De afgelopen jaren werden we met zijn allen steeds fanatieker in het vieren van Valentijnsdag, Vaderdag en Moederdag. Daarnaast weten mijn kids meer van Halloween dan Sint Maarten. Het verbaast me daarom helemaal niets dat een voor reclame-doeleinden in het leven geroepen concept als blue Monday inmiddels ook een ‘ding’ is geworden.

Als ik het goed begrepen heb was het idee van een zeker reisbureau dat deze wat saaie maandag vlak na de feestdagen en nog lang voor de zomer een goed moment is voor het boeken van een vakantie. Niet eens zo’n gek idee trouwens, maar dat terzijde. Men doopte de dag tot de meest depressieve van het jaar en riepen dat schijnbaar zo overtuigend dat de wereld het ging geloven.
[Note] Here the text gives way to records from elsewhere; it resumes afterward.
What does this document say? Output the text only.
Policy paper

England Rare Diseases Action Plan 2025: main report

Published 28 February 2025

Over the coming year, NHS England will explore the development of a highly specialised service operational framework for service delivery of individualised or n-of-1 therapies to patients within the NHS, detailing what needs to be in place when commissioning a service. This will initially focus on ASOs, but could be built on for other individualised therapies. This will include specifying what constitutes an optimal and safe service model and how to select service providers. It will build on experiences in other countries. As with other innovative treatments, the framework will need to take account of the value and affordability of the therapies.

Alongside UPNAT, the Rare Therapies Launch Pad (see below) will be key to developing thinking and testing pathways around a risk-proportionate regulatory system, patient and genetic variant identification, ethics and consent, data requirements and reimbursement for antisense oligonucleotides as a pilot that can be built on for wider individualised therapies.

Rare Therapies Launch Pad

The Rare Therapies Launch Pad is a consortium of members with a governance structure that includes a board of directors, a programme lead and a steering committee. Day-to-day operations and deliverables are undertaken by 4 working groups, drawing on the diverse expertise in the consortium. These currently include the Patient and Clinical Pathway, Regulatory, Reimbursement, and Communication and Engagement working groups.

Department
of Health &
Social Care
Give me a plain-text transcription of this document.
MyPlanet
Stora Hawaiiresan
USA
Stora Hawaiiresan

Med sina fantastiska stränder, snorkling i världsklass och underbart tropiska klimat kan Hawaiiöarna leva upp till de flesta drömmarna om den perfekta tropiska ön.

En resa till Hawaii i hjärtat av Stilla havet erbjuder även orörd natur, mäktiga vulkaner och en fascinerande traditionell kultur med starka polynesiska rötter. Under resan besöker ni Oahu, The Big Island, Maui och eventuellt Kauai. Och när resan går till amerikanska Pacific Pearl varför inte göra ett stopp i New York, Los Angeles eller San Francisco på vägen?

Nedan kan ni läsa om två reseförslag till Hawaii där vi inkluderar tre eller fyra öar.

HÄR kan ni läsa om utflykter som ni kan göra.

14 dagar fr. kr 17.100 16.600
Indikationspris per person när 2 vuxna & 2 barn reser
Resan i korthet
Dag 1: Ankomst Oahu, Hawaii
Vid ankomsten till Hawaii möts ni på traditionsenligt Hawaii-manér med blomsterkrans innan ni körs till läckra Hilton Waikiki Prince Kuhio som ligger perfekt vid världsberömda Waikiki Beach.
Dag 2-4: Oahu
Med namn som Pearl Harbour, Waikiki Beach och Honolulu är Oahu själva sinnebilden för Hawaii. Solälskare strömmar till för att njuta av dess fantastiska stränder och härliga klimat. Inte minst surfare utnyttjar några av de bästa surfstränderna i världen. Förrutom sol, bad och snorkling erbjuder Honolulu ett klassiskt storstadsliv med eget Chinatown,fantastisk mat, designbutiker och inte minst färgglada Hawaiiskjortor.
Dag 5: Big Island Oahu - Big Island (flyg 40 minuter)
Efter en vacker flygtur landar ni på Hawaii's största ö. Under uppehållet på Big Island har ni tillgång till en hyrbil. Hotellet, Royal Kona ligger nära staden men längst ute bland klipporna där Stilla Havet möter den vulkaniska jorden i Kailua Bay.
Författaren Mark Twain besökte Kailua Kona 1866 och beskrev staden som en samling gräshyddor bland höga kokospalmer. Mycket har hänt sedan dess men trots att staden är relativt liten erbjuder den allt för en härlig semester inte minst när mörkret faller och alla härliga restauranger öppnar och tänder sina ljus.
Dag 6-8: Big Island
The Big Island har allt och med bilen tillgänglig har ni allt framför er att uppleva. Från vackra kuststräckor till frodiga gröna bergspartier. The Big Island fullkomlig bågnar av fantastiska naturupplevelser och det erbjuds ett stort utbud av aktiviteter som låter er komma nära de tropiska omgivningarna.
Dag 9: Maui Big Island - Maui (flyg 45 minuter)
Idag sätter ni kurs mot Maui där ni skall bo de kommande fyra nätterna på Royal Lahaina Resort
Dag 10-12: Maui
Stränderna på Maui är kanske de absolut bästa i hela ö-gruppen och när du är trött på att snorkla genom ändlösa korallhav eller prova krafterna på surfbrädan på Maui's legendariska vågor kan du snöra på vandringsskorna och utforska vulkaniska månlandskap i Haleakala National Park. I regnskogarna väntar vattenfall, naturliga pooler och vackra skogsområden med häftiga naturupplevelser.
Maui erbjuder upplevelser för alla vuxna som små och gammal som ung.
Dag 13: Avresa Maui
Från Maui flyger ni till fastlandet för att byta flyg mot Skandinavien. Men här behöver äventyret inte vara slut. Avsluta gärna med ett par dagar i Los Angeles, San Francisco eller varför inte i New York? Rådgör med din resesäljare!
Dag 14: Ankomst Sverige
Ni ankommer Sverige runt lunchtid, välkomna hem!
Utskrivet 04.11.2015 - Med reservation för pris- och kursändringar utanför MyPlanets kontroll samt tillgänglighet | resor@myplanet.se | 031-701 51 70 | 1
En ik moet zeggen, afgelopen maandag ging niet uitgesproken vrolijk van start. Het was werkelijk ontzettend nat en de fietstocht naar Bladel voelde een beetje als een zwempartij.

Mijn dag werd gered toen het tijd was voor de lunch. Heel even leek het de verkeerde kant op te gaan toen het gesprek over een overleden konijn ging, maar er kwam een mooie plottwist.

Één van mijn collega’s vertelde dat er momenteel geen konijn in de tuin zat, maar dat dat wel weer zou komen. Ik verwachtte half een verhaal over Flappie en kerstmis maar het was echt veel leuker.

Als de collega met de hond wandelde komen ze wel eens konijnen tegen. Als die konijnen niet heel hard wegrennen bij het zien van hond en baas, is het in de regel een tam konijn dat los is gelaten, zo werd mij uitgelegd. Die beestjes zijn ten dode opgeschreven want die redden het gewoon niet meer in het wild.

Nou, zo zei de collega, dan neem ik zo’n beestje mee en zet het in het konijnenkasteel in mijn achtertuin. Dat is toch hartverwarmend? Ik fietste na de lunch met een glimlach op mijn gezicht naar huis. En het was ook nog bijna droog.

Ik heb nu bedacht om blue Monday te koppelen aan schattige geredde konijntjes. Dat moet toch helpen tegen al die depressies.